Each of them, when confronted with the idea of ​​"The Wave", initially experiences euphoria, which becomes a trigger for the rapid development of events.

Everyone will have their own path and their own “success”.

Human manipulation is the main motive of the play.

It is about her that the authors of the play speak straightforwardly, categorically, leaving no questions to the viewer.

But this story gives rise to more than one additional topic for reflection.

This is the scourge of our time - school bullying, which is subjected to one of the students.

Robert is closed, unsociable, silent.

He is openly despised.

Adults don't try to change things.

And only the “Wave” awakens a different existence in him.

Vladimir Zomerfeld wonderfully plays the process of transformation, as if “enlightenment” (this is both facial expressions, and reactions, and movements) of his hero: from a gloomy outcast to an inspired personal guard of the leader of the Wave - a man with a real weapon.

This includes relationships with the adult world, where a parent or teacher often does not care about what his child really lives, the main thing is the eternal race for grades and prestige (ratings, points, olympiads).

The headmaster of the school where the experiment is taking place is primarily concerned not about its essence, but about how it affects student underachievement.

The role of teacher Ben Ross is played by one of the most powerful and versatile actors of the RAMTe troupe, Maxim Kerin.

Although its historian resembles the teacher-mentor Vpalych, whom Kerin played in the play "I want to go to school" a few years ago.

But this material does not require any pronounced role drawing, because Ross is both the narrator and partly Kerin himself.

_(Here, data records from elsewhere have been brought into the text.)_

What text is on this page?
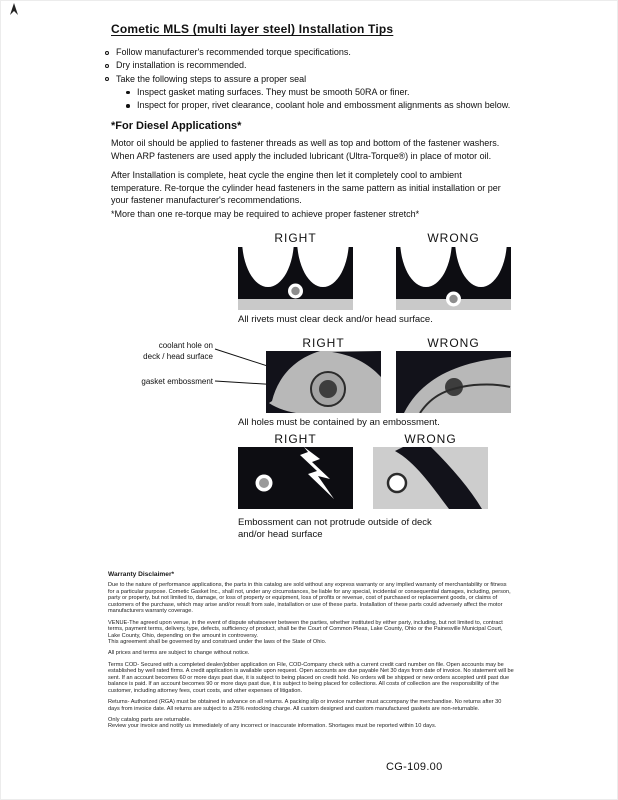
Cometic MLS (multi layer steel) Installation Tips
Follow manufacturer's recommended torque specifications.
Dry installation is recommended.
Take the following steps to assure a proper seal
Inspect gasket mating surfaces. They must be smooth 50RA or finer.
Inspect for proper, rivet clearance, coolant hole and embossment alignments as shown below.
*For Diesel Applications*

Motor oil should be applied to fastener threads as well as top and bottom of the fastener washers. When ARP fasteners are used apply the included lubricant (Ultra-Torque®) in place of motor oil.

After Installation is complete, heat cycle the engine then let it completely cool to ambient temperature. Re-torque the cylinder head fasteners in the same pattern as initial installation or per your fastener manufacturer's recommendations.

*More than one re-torque may be required to achieve proper fastener stretch*

RIGHT	WRONG
All rivets must clear deck and/or head surface.
RIGHT	WRONG
coolant hole on
deck / head surface
gasket embossment
All holes must be contained by an embossment.
RIGHT	WRONG
Embossment can not protrude outside of deck
and/or head surface
Warranty Disclaimer*

Due to the nature of performance applications, the parts in this catalog are sold without any express warranty or any implied warranty of merchantability or fitness for a particular purpose. Cometic Gasket Inc., shall not, under any circumstances, be liable for any special, incidental or consequential damages, including, person, party or property, but not limited to, damage, or loss of property or equipment, loss of profits or revenue, cost of purchased or replacement goods, or claims of customers of the purchase, which may arise and/or result from sale, installation or use of these parts. Installation of these parts could adversely affect the motor manufacturers warranty coverage.

VENUE-The agreed upon venue, in the event of dispute whatsoever between the parties, whether instituted by either party, including, but not limited to, contract terms, payment terms, delivery, type, defects, sufficiency of product, shall be the Court of Common Pleas, Lake County, Ohio or the Painesville Municipal Court, Lake County, Ohio, depending on the amount in controversy.

This agreement shall be governed by and construed under the laws of the State of Ohio.

All prices and terms are subject to change without notice.

Terms COD- Secured with a completed dealer/jobber application on File, COD-Company check with a current credit card number on file. Open accounts may be established by well rated firms. A credit application is available upon request. Open accounts are due payable Net 30 days from date of invoice. No statement will be sent. If an account becomes 60 or more days past due, it is subject to being placed on credit hold. No orders will be shipped or new orders accepted until past due balance is paid. If an account becomes 90 or more days past due, it is subject to being placed for collections. All costs of collection are the responsibility of the customer, including attorney fees, court costs, and other expenses of litigation.

Returns- Authorized (RGA) must be obtained in advance on all returns. A packing slip or invoice number must accompany the merchandise. No returns after 30 days from invoice date. All returns are subject to a 25% restocking charge. All custom designed and custom manufactured gaskets are non-returnable.

Only catalog parts are returnable.

Review your invoice and notify us immediately of any incorrect or inaccurate information. Shortages must be reported within 10 days.

CG-109.00
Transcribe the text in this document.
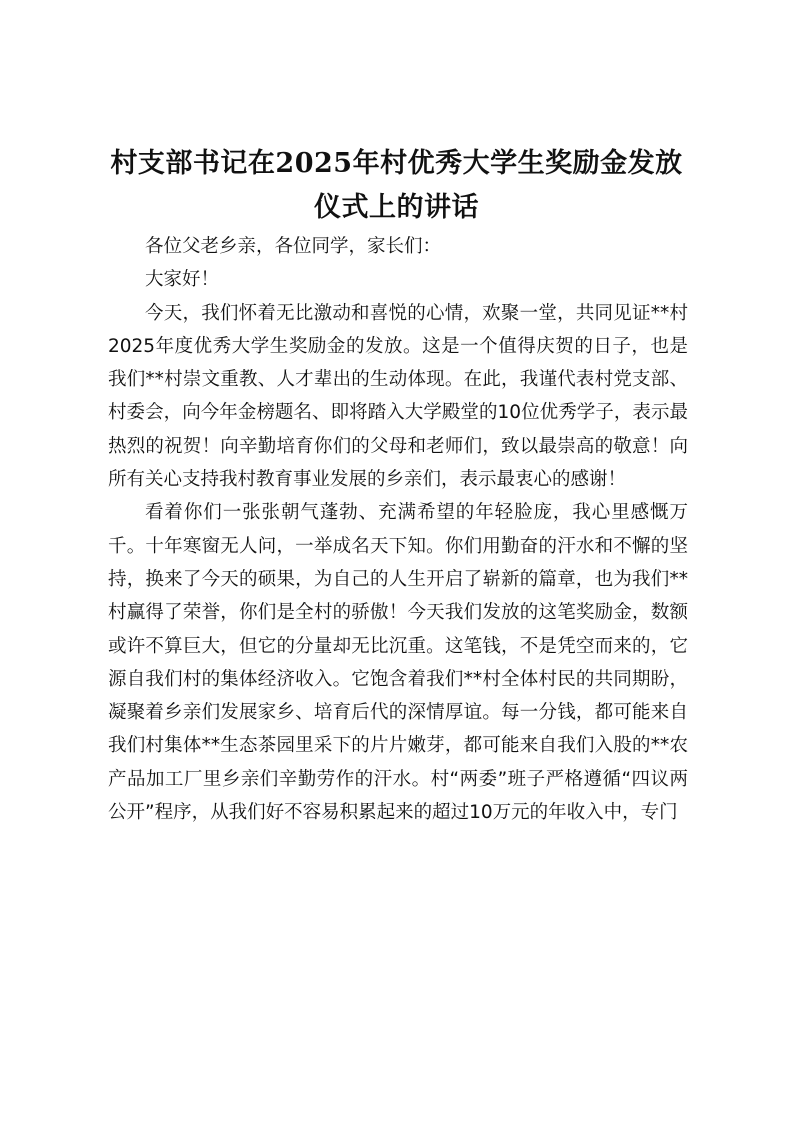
村支部书记在2025年村优秀大学生奖励金发放仪式上的讲话

各位父老乡亲，各位同学，家长们：

大家好！

今天，我们怀着无比激动和喜悦的心情，欢聚一堂，共同见证**村2025年度优秀大学生奖励金的发放。这是一个值得庆贺的日子，也是我们**村崇文重教、人才辈出的生动体现。在此，我谨代表村党支部、村委会，向今年金榜题名、即将踏入大学殿堂的10位优秀学子，表示最热烈的祝贺！向辛勤培育你们的父母和老师们，致以最崇高的敬意！向所有关心支持我村教育事业发展的乡亲们，表示最衷心的感谢！

看着你们一张张朝气蓬勃、充满希望的年轻脸庞，我心里感慨万千。十年寒窗无人问，一举成名天下知。你们用勤奋的汗水和不懈的坚持，换来了今天的硕果，为自己的人生开启了崭新的篇章，也为我们**村赢得了荣誉，你们是全村的骄傲！今天我们发放的这笔奖励金，数额或许不算巨大，但它的分量却无比沉重。这笔钱，不是凭空而来的，它源自我们村的集体经济收入。它饱含着我们**村全体村民的共同期盼，凝聚着乡亲们发展家乡、培育后代的深情厚谊。每一分钱，都可能来自我们村集体**生态茶园里采下的片片嫩芽，都可能来自我们入股的**农产品加工厂里乡亲们辛勤劳作的汗水。村“两委”班子严格遵循“四议两公开”程序，从我们好不容易积累起来的超过10万元的年收入中，专门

The stage design is minimalistic.

In addition to several desks and a board, several blocks with a pull tape become an integral part of the production: an easily moved fence that is movable during the performance.

The heroes of the performance are placed either on a tiny limited bridgehead, or outside it, or suddenly find themselves tied with a ribbon.

After all, a person is always girded and crossed by boundaries, but only he himself can establish them - by his own desire and effort.